No começo, publicava um artigo, esperava ranquear, ficava olhando para o Google Search Console esperando mágica. Enquanto isso, o blog ficava meses com zero receita porque zero tráfego significa zero impressão de anúncio.

O que eu aprendi é que SEO orgânico é um investimento de longo prazo e que você precisa ser estratégico desde o início sobre quais palavras-chave tem chance real de ranquear nos primeiros meses. Palavras-chave de cauda longa com baixa concorrência, conteúdo que responde dúvidas específicas, clusters de conteúdo que constroem autoridade temática.

Isso é ensinável. Não é dom. Quando tive acesso a uma estrutura de aprendizado organizada sobre como fazer isso de forma sistemática, o crescimento dos blogs que administro acelerou de forma visível. É por isso que recomendo a formação Império dos Blogs para quem quer encurtar esse processo de descoberta que, no meu caso, demorou anos.

O que mudou depois que parei de errar por acaso

Mais do que uma lista de erros, o que quero deixar aqui é uma perspectiva: a maioria desses problemas não aconteceu por falta de esforço, mas por falta de direção. Eu trabalhava muito e errava muito ao mesmo tempo.

O ponto de virada foi quando comecei a tratar o blog como negócio, não como hobby. Isso significa testar com método, acompanhar métricas com disciplina e aprender de forma estruturada em vez de tentar montar o quebra-cabeça sozinho por tentativa e erro.

O AdSense continua sendo uma das formas mais acessíveis de monetizar um blog para quem está começando. Mas ele te recompensa quando você entende suas regras, sua lógica e suas limitações, não quando você só coloca o código no site e espera.

FAQ sobre erros no Adsense

Quanto tempo leva para começar a ganhar com AdSense?

Depende do nicho, do volume de tráfego e do CPC das palavras-chave que você está ranqueando. Em nichos competitivos com bom CPC, blogs que chegam a 10 mil visitas mensais já conseguem valores que cobrem custos básicos. Em nichos de baixo CPC, o caminho é mais longo mesmo com tráfego alto.
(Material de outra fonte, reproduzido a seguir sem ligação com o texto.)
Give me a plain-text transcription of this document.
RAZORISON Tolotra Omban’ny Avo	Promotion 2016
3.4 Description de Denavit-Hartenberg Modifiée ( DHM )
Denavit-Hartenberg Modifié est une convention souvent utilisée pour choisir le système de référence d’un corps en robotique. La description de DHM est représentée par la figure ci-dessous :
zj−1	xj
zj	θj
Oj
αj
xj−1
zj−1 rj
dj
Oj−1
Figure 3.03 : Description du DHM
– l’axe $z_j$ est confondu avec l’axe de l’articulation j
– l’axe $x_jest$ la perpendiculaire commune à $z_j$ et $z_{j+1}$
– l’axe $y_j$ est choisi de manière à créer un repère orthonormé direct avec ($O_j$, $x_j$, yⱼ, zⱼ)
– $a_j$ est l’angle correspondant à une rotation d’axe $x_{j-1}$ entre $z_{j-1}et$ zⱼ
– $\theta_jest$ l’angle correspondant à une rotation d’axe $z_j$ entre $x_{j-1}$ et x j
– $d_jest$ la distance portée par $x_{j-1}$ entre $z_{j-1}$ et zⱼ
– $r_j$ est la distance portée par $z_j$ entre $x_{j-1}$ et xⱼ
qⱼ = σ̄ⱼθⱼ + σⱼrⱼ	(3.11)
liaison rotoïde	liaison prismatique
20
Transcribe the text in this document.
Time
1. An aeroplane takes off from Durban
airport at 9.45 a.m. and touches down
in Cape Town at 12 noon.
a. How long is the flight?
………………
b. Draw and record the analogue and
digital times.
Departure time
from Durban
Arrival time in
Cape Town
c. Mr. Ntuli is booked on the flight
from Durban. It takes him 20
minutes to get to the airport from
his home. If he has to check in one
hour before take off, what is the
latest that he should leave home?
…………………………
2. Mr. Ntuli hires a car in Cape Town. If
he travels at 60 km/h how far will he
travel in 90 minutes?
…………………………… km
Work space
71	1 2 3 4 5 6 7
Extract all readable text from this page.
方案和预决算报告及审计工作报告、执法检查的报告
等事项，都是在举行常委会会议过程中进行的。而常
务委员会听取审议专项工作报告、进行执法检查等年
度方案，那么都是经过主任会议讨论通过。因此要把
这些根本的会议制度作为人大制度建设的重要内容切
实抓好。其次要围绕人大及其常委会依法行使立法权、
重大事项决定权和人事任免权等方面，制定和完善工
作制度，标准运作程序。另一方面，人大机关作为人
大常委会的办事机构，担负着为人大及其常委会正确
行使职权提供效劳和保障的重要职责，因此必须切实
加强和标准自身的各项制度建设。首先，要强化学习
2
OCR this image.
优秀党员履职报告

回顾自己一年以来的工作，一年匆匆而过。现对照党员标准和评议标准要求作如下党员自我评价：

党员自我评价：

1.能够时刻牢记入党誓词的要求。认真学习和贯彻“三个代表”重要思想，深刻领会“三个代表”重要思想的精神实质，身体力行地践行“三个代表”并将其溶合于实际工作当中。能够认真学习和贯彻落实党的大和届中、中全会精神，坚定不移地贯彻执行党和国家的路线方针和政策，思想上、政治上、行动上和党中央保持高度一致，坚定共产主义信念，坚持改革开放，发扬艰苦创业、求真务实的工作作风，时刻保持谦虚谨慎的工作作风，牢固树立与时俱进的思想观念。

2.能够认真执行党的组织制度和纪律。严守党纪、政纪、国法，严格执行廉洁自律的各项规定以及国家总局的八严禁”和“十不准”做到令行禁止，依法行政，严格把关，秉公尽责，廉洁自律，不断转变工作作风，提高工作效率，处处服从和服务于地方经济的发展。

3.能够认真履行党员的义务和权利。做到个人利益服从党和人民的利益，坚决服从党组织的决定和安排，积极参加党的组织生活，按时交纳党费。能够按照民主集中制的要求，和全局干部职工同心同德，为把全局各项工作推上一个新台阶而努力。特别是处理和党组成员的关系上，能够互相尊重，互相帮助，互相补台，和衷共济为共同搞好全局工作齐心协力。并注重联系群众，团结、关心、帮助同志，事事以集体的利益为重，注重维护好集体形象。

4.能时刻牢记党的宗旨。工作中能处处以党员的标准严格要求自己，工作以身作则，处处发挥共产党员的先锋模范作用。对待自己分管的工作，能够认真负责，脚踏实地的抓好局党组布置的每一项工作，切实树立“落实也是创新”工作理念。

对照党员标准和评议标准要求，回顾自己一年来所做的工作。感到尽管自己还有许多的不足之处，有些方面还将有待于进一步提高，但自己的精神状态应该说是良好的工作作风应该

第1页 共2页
Por que meu RPM do AdSense é muito baixo?

As causas mais comuns são nicho com CPC baixo, tráfego de países com menor poder de compra, posicionamento ruim dos anúncios, alta taxa de rejeição ou excesso de anúncios que prejudica a experiência da página. Analise um fator por vez antes de concluir qual é o problema principal.

É possível ter conta do AdSense suspensa por erro sem má-fé?

Sim. Conteúdo que viola políticas sem intenção, cliques inválidos gerados por audiência própria acidentalmente, ou tráfego de fontes não permitidas podem gerar suspensão. Por isso é importante ler as políticas e monitorar a origem do tráfego regularmente.

AdSense ou MGID: qual é melhor para blogs brasileiros?

Não há resposta única. O AdSense geralmente tem melhor desempenho em nichos de alta concorrência de anunciantes, enquanto o MGID pode complementar em blogs de entretenimento e notícias com tráfego alto mas CPC baixo no AdSense. Testar os dois de forma controlada é o caminho mais inteligente.

Qual nicho tem o maior RPM no AdSense?

Finanças pessoais, seguros, advocacia, software B2B e cursos online costumam ter os maiores CPCs e consequentemente os melhores RPMs. São nichos onde os anunciantes competem com orçamentos altos pelo espaço. A desvantagem é que a concorrência em SEO também é maior.